As sagradas escrituras nos dizem que esse homem obedeceu ao alerta recebido. Ele não olhou para trás nem parou em lugar algum da planície. Ele não quis ficar olhando a cidade pegar fogo e ser consumida. Ele não andou a passos lentos (Gn 19.20), mas saiu dali conforme haviam lhe ordenado. Ele também não pediu para voltar e resgatar alguns dos seus animais ou bens familiares, tampouco objetou que lhe seria difícil morar em outro lugar, mas tão somente obedeceu. [5]

4. Jesus e a mulher adúltera.

"E, endireitando-se Jesus, e não vendo ninguém mais do que a mulher, disse-lhe: Mulher, onde estão aqueles teus acusadores? Ninguém te condenou? E ela disse: Ninguém, Senhor. E disse-lhe Jesus: Nem eu também te condeno; vai-te, e não peques mais" (Jo 8.10,11).

"A morte dos envolvidos em adultério estava prescrita na lei (Lv 20.10; Dt 22.22), embora o apedrejamento não fosse especificado, exceto no caso de uma virgem noiva que tivesse afirmado falsamente ter sido estuprada na cidade (Dt 22.24).

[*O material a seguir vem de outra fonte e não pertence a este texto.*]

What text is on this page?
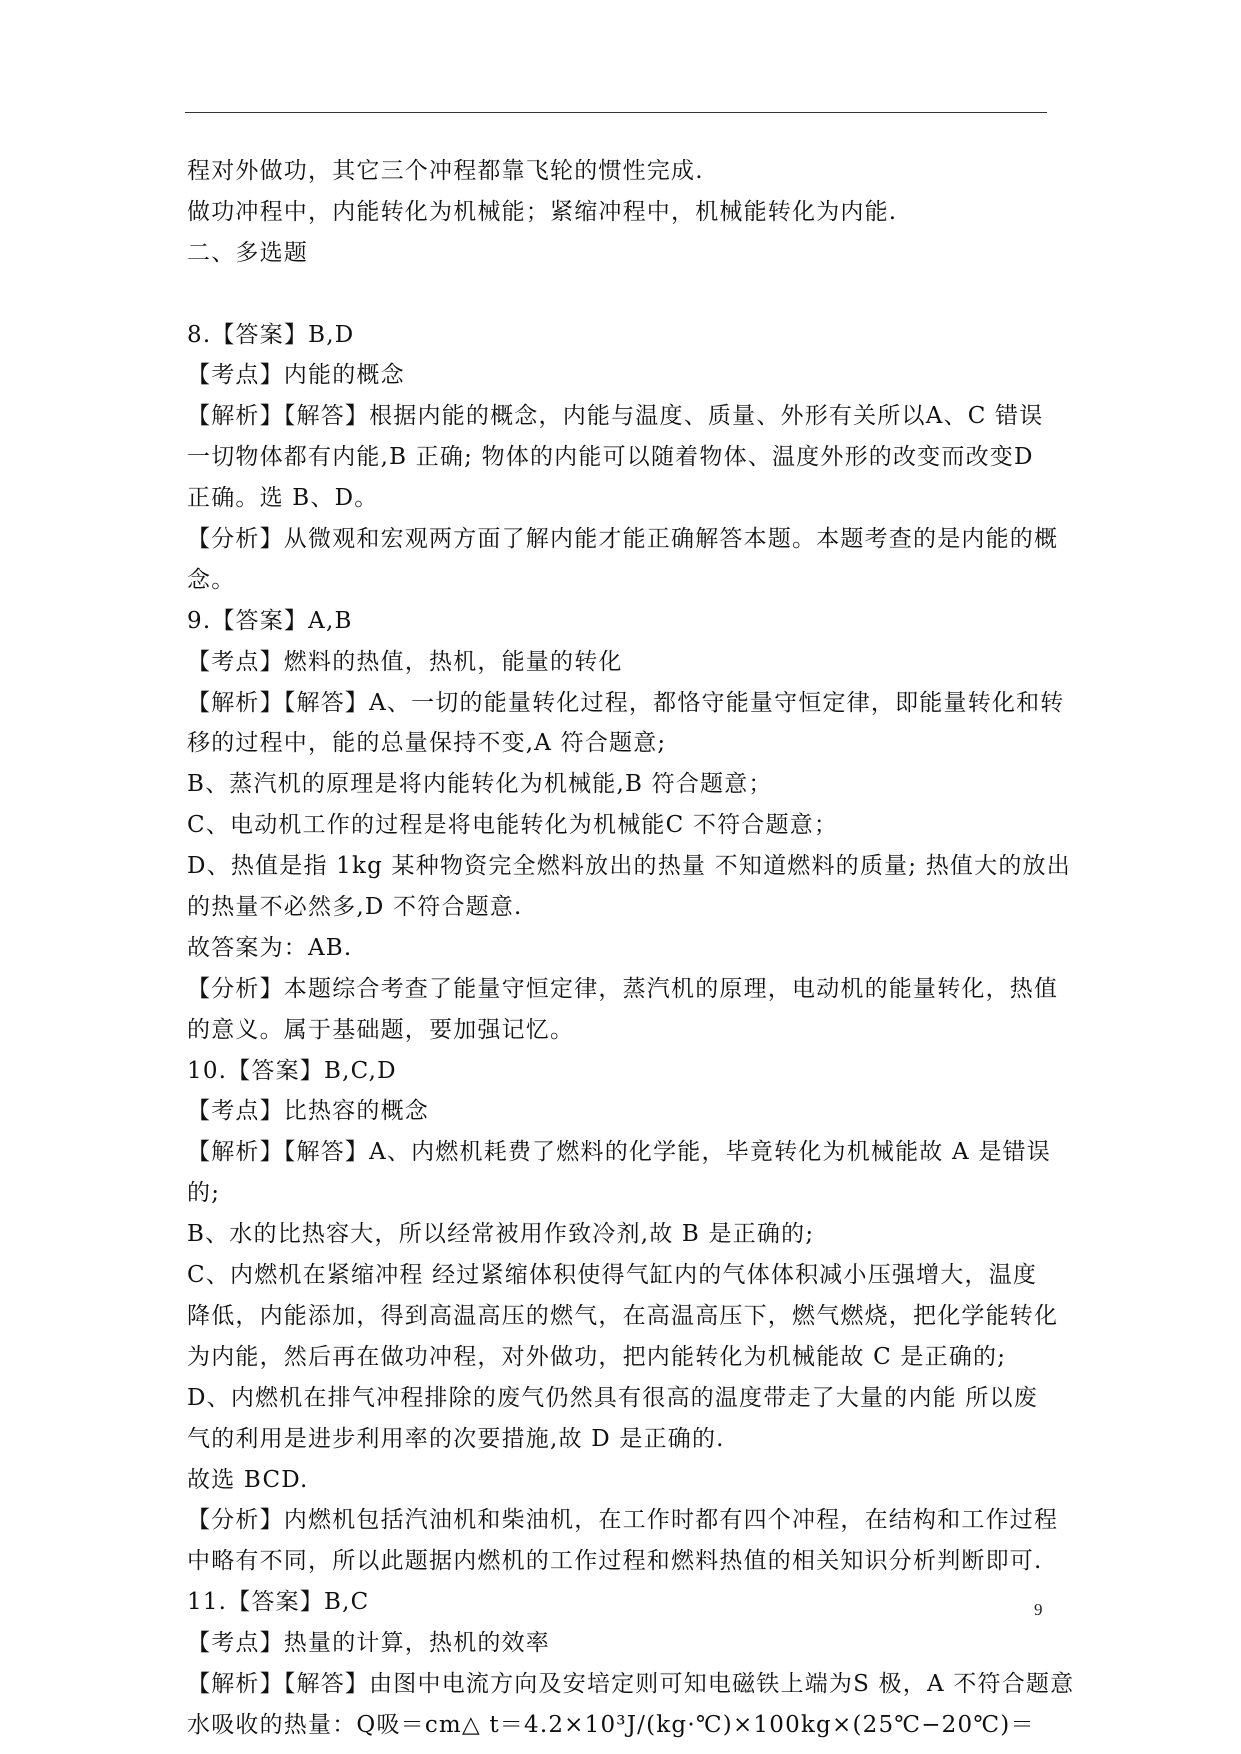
程对外做功，其它三个冲程都靠飞轮的惯性完成.
做功冲程中，内能转化为机械能；紧缩冲程中，机械能转化为内能.
二、多选题
8.【答案】B,D
【考点】内能的概念
【解析】【解答】根据内能的概念，内能与温度、质量、外形有关所以A、C 错误
一切物体都有内能,B 正确; 物体的内能可以随着物体、温度外形的改变而改变D
正确。选 B、D。
【分析】从微观和宏观两方面了解内能才能正确解答本题。本题考查的是内能的概
念。
9.【答案】A,B
【考点】燃料的热值，热机，能量的转化
【解析】【解答】A、一切的能量转化过程，都恪守能量守恒定律，即能量转化和转
移的过程中，能的总量保持不变,A 符合题意;
B、蒸汽机的原理是将内能转化为机械能,B 符合题意；
C、电动机工作的过程是将电能转化为机械能C 不符合题意；
D、热值是指 1kg 某种物资完全燃料放出的热量 不知道燃料的质量; 热值大的放出
的热量不必然多,D 不符合题意.
故答案为：AB.
【分析】本题综合考查了能量守恒定律，蒸汽机的原理，电动机的能量转化，热值
的意义。属于基础题，要加强记忆。
10.【答案】B,C,D
【考点】比热容的概念
【解析】【解答】A、内燃机耗费了燃料的化学能，毕竟转化为机械能故 A 是错误
的;
B、水的比热容大，所以经常被用作致冷剂,故 B 是正确的;
C、内燃机在紧缩冲程 经过紧缩体积使得气缸内的气体体积减小压强增大，温度
降低，内能添加，得到高温高压的燃气，在高温高压下，燃气燃烧，把化学能转化
为内能，然后再在做功冲程，对外做功，把内能转化为机械能故 C 是正确的;
D、内燃机在排气冲程排除的废气仍然具有很高的温度带走了大量的内能 所以废
气的利用是进步利用率的次要措施,故 D 是正确的.
故选 BCD.
【分析】内燃机包括汽油机和柴油机，在工作时都有四个冲程，在结构和工作过程
中略有不同，所以此题据内燃机的工作过程和燃料热值的相关知识分析判断即可.
11.【答案】B,C
【考点】热量的计算，热机的效率
【解析】【解答】由图中电流方向及安培定则可知电磁铁上端为S 极，A 不符合题意
水吸收的热量：Q吸＝cm△ t＝4.2×10³J/(kg·℃)×100kg×(25℃−20℃)＝
9
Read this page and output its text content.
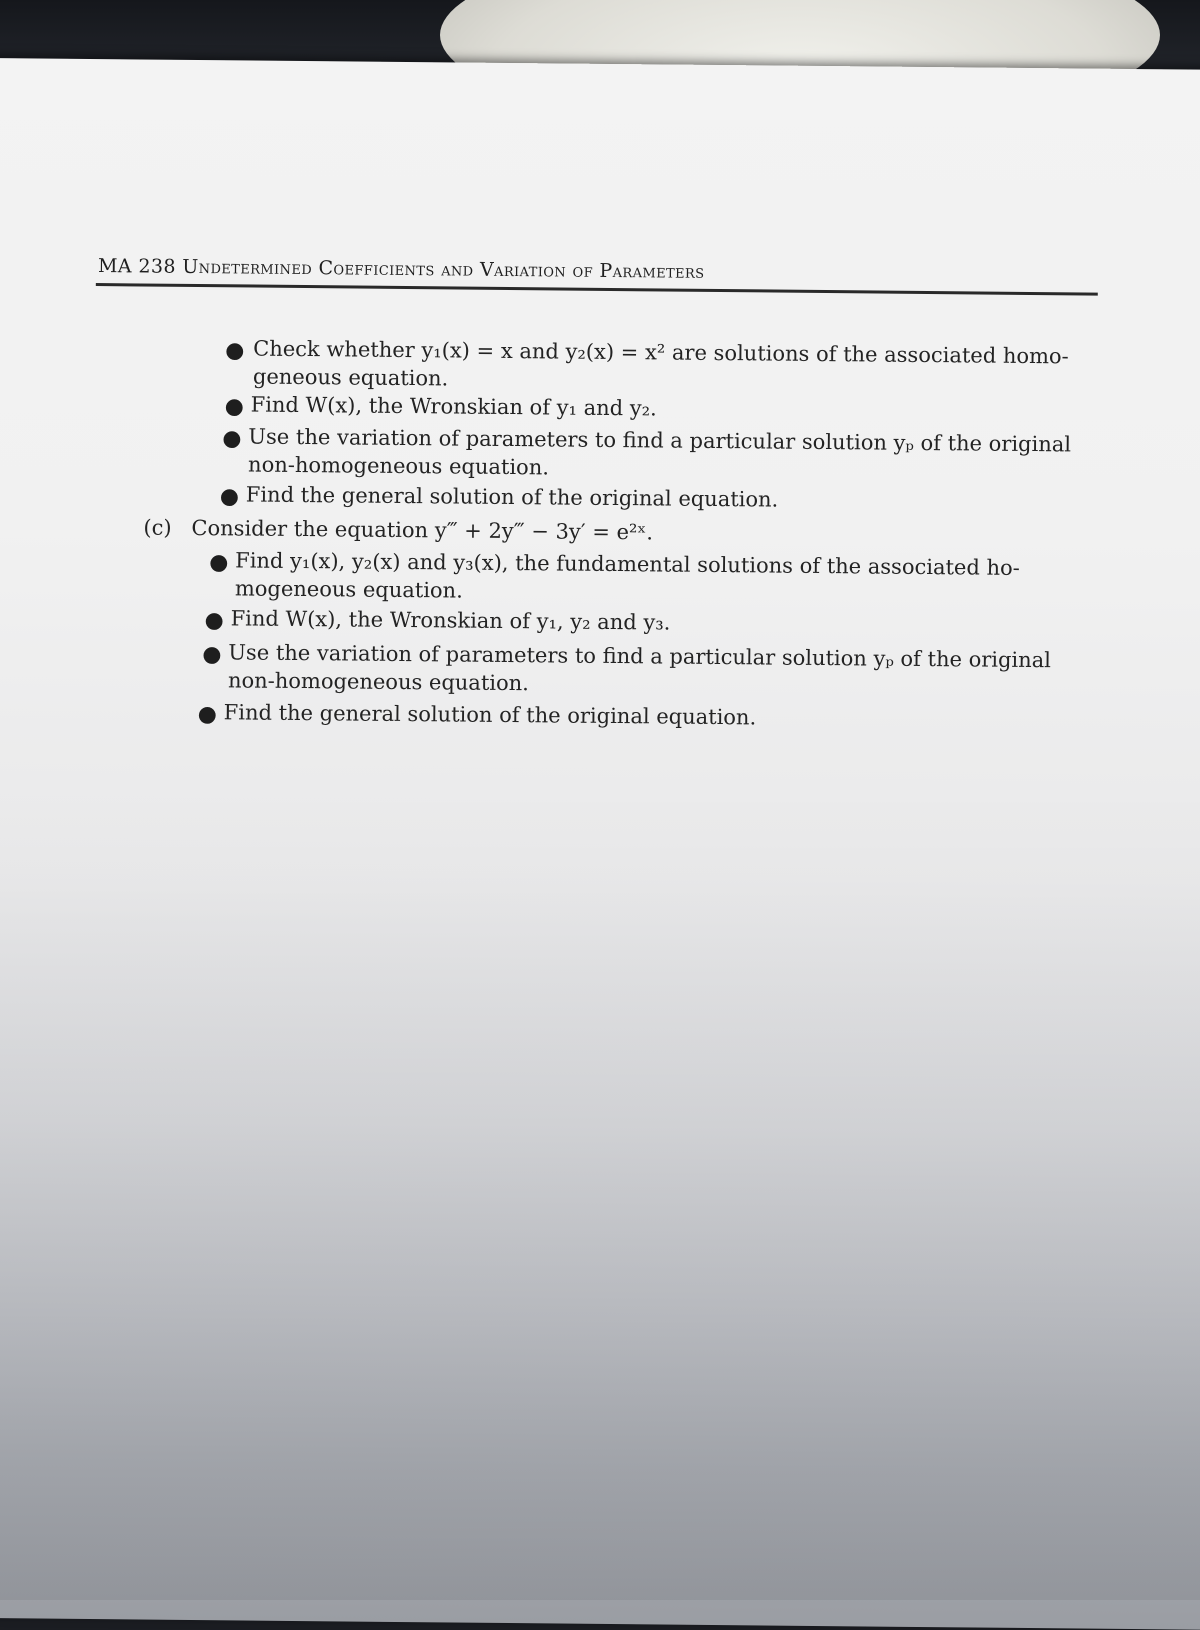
MA 238 Undetermined Coefficients and Variation of Parameters
● Check whether y₁(x) = x and y₂(x) = x² are solutions of the associated homo-
geneous equation.
● Find W(x), the Wronskian of y₁ and y₂.
● Use the variation of parameters to find a particular solution yₚ of the original
non-homogeneous equation.
● Find the general solution of the original equation.
(c) Consider the equation y‴ + 2y‴ − 3y′ = e²ˣ.
● Find y₁(x), y₂(x) and y₃(x), the fundamental solutions of the associated ho-
mogeneous equation.
● Find W(x), the Wronskian of y₁, y₂ and y₃.
● Use the variation of parameters to find a particular solution yₚ of the original
non-homogeneous equation.
● Find the general solution of the original equation.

Em nenhum dos casos o homem envolvido era isentado da pena de morte. Isso demonstra que, nessa situação, os acusadores não estavam genuinamente interessados em cumprir a Lei de Moisés". [6]

Nesta narrativa tão conhecida pelos cristãos, creio que uma coisa possa passar desapercebida: a ordem para ir e não pecar mais a partir daquele exato momento. Vemos que as palavras de Jesus à mulher adúltera não são "vá e não peques mais a partir do momento que quiseres" ou ainda "vá, durma com teu amante ainda essa noite - pois sei que o amas - e amanhã te despeças dele e então o deixe". Muitíssimo pelo contrário são as palavras de Jesus: "vai-te, e não peques mais".

Essa pequena fala de Jesus não dever-nos-ia ser estranha, mas a verdade é que ela incomoda muitos cristãos. Jesus havia ordenado que aquela mulher fosse e abandonasse seu pecado. Já vimos também que devemos olhar para o texto bíblico e vermos que nele são refletidas ordens para nós e não meros conselhos, como que se pudéssemos nos escusar de obedecê-los.

Certamente que aquela mulher dali em diante não viria a ser perfeita, mas certamente tomaria um novo rumo em sua vida.

5. A mulher de Ló: um mau exemplo.

"Mas a mulher de Ló olhou para trás e se transformou numa coluna de sal" (Gn 19.26).

Muitos professos da fé cristã ao ouvirem que estão sob um grave pecado ou leem a bíblia e compreendem que devem efetuar determinada mudança em suas vidas, não fazem como Abraão que circuncidou ao seus, nem sacrificam aquilo que lhes é mais precioso, nem põe-se a fugir da cidade em chamas como Ló, tampouco vão e não pecam mais como a mulher adúltera, mas põem-se a olhar para trás e ponderaram sobre a veracidade das palavras de Deus.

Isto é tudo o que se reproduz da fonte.